Blood IOL phenotype is caused by heme-deficient RBCs via Slc40a1. (A) Workflow of blood iron measurement in control, alas2^−/− and alad^−/− at 36 hpf by ICP-MS or iron colorimetric assay kit. (B,C) Quantification of the blood iron content by ICP-MS (B) and iron colorimetric assay kit (C). n=5 experimental replicates. (D) Schematic of bulk RNA-seq of flow cytometry-sorted gata1⁺ RBCs in alas2 and alad morphants at 36 hpf on Illumina NovaSeq 6000 platform. (E,F) GO analysis showing the enrichment of upregulated (E) and downregulated (F) overlapping terms in heme-deficient RBCs of alas2 and alad morphants. (G) Heatmap analysis of selected overlapping DEGs in iron transportation-related GO terms.

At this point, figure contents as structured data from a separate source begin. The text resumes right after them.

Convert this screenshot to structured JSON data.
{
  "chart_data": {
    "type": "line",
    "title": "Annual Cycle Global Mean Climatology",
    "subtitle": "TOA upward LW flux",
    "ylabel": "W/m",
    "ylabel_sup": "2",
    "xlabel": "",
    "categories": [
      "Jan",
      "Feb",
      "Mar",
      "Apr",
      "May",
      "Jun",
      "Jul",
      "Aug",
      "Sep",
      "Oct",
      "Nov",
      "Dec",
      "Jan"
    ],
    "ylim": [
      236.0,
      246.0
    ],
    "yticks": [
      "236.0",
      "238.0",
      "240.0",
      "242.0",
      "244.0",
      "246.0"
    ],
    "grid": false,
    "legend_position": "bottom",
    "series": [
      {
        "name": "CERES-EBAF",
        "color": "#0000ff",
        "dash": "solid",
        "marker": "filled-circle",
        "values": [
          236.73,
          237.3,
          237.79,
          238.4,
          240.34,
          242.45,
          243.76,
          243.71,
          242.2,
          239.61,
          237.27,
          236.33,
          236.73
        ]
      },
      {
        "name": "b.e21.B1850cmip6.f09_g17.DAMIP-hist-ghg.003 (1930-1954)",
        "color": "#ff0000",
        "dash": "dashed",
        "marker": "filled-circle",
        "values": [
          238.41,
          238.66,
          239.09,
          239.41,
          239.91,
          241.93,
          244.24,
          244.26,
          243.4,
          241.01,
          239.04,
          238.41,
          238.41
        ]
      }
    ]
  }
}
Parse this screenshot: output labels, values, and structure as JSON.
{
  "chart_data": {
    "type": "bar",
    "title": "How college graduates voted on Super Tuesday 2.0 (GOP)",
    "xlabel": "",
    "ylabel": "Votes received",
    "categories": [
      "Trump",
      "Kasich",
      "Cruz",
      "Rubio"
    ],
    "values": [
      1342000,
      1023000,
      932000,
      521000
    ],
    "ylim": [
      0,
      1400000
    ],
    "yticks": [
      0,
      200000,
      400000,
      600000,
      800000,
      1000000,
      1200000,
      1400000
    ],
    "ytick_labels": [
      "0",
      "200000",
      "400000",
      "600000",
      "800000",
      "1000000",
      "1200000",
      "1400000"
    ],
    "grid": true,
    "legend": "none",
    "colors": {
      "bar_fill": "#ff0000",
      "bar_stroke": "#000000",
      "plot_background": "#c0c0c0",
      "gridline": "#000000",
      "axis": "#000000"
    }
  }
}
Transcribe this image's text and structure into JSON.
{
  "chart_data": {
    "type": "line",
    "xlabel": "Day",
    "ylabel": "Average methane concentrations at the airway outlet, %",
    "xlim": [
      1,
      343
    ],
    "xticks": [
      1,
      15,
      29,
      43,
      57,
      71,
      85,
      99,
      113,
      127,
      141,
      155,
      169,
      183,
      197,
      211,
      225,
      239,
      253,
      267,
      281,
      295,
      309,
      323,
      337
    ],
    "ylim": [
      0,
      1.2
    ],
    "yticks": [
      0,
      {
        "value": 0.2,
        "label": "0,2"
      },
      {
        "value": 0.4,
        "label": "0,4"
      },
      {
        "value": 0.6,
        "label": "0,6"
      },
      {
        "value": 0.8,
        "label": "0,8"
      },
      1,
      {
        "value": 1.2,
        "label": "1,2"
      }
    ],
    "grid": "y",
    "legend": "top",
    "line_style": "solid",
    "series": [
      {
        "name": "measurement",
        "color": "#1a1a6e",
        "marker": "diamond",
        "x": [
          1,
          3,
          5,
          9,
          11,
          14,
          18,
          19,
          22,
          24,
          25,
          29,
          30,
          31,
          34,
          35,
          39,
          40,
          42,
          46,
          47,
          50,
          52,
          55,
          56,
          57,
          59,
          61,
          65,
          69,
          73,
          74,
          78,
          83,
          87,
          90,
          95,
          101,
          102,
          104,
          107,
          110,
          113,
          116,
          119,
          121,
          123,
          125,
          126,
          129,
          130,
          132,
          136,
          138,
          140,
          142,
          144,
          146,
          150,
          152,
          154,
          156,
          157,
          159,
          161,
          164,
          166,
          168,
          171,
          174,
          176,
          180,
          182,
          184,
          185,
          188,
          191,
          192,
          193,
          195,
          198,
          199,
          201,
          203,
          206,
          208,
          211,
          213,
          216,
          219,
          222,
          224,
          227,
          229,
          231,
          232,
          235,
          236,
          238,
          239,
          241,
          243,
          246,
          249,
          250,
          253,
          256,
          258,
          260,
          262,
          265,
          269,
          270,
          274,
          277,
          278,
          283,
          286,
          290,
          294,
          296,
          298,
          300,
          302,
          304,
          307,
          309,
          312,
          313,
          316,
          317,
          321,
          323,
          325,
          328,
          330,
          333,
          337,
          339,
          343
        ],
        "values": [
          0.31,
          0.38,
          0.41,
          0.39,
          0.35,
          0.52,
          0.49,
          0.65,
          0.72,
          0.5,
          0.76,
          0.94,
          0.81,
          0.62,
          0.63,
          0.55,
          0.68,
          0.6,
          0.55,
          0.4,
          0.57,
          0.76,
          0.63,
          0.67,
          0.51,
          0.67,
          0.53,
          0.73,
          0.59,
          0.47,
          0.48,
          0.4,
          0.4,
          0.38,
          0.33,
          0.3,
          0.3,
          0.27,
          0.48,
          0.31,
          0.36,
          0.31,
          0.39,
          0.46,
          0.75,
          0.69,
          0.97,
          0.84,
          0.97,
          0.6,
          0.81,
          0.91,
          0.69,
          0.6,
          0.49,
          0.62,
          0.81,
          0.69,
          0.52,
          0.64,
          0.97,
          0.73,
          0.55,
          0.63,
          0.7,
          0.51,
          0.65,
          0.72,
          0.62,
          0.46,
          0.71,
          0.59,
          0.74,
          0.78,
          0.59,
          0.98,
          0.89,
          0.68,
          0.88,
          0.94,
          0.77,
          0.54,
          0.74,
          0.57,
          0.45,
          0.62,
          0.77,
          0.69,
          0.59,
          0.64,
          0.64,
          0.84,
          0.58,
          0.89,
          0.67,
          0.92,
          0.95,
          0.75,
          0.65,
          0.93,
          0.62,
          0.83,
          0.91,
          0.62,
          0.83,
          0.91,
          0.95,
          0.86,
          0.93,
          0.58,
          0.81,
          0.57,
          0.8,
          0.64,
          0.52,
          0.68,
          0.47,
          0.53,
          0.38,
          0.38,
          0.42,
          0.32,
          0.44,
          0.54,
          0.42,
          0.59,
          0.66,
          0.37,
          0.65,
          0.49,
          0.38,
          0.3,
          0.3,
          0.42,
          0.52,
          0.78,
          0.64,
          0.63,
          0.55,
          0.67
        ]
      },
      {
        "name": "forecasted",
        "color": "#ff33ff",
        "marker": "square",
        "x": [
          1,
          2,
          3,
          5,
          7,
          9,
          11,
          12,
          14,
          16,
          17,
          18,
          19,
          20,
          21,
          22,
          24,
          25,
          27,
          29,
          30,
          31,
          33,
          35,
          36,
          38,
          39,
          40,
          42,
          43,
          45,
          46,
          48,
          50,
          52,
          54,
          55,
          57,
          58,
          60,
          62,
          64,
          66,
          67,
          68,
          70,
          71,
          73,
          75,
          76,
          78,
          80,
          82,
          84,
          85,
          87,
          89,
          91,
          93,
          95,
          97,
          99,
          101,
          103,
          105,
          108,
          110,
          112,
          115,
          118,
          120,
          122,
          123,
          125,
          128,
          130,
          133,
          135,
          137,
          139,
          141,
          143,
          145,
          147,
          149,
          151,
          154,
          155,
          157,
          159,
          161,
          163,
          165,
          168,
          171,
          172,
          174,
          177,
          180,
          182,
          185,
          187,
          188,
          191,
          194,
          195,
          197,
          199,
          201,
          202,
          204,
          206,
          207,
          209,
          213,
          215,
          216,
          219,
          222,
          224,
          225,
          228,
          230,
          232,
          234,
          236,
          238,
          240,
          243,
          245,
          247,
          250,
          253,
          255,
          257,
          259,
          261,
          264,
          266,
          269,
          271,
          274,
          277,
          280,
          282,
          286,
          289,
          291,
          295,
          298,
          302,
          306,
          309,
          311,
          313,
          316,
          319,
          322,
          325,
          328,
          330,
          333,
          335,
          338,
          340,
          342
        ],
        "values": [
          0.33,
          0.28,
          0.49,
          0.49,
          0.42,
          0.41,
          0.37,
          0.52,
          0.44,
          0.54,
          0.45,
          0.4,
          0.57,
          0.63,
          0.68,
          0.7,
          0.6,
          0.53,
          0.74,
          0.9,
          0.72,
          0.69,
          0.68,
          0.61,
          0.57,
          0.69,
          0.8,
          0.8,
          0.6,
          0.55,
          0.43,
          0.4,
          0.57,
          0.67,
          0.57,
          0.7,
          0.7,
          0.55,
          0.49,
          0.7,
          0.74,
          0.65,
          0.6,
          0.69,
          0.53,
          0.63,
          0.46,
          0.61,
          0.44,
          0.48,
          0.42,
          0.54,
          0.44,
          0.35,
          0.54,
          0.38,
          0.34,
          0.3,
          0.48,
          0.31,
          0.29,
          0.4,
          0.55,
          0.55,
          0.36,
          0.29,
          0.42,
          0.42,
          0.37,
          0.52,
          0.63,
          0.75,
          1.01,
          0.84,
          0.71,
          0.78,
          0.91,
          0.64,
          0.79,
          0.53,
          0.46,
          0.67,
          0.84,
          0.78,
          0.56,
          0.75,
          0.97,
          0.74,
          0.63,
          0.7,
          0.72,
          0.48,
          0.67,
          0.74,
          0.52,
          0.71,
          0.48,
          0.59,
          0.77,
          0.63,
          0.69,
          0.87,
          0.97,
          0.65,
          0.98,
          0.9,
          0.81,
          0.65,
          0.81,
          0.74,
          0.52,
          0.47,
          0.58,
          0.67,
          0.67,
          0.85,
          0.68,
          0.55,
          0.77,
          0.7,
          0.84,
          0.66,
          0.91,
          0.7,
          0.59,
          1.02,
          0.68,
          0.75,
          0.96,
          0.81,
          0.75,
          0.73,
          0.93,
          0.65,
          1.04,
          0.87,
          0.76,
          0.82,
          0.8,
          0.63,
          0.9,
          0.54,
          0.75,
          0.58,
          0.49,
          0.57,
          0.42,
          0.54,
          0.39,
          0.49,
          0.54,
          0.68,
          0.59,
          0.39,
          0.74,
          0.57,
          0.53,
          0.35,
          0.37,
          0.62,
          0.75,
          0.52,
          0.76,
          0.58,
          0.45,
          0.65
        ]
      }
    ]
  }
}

The iron exporter Slc40a1 is highlighted with red dashed rectangle. (H) The expression of slc40a1 is detected by WISH in control, alas2^−/− and alad^−/− at 36 hpf. The RBC-enriched yolk regions are denoted by red arrowheads. (I) Statistical analysis of the relative slc40a1 expression in H by ImageJ. n (embryos)=10. (J) Relative mRNA level of slc40a1 in the flow cytometric-sorted RBCs (gata1⁺) of control, alas2^−/− and alad^−/− at 36 hpf examined by qRT-PCR. n=3 experimental replicates. (K) Expression of HSPC marker gene runx1 in control, alas2^−/− and alad^−/− with or without VIT2763 treatment at 36 hpf examined by WISH. The AGM regions for marker gene-positive cell counting are denoted by red arrowheads. (L) Quantification of the runx1-positive HSPCs in K. n=3 experimental replicates. Number of samples are indicated. Data are mean±s.d. ***P<0.001 (one-way ANOVA, Tukey's multiple comparisons). n.s., not significant. Scale bars: 250 μm (H); 100 μm (K).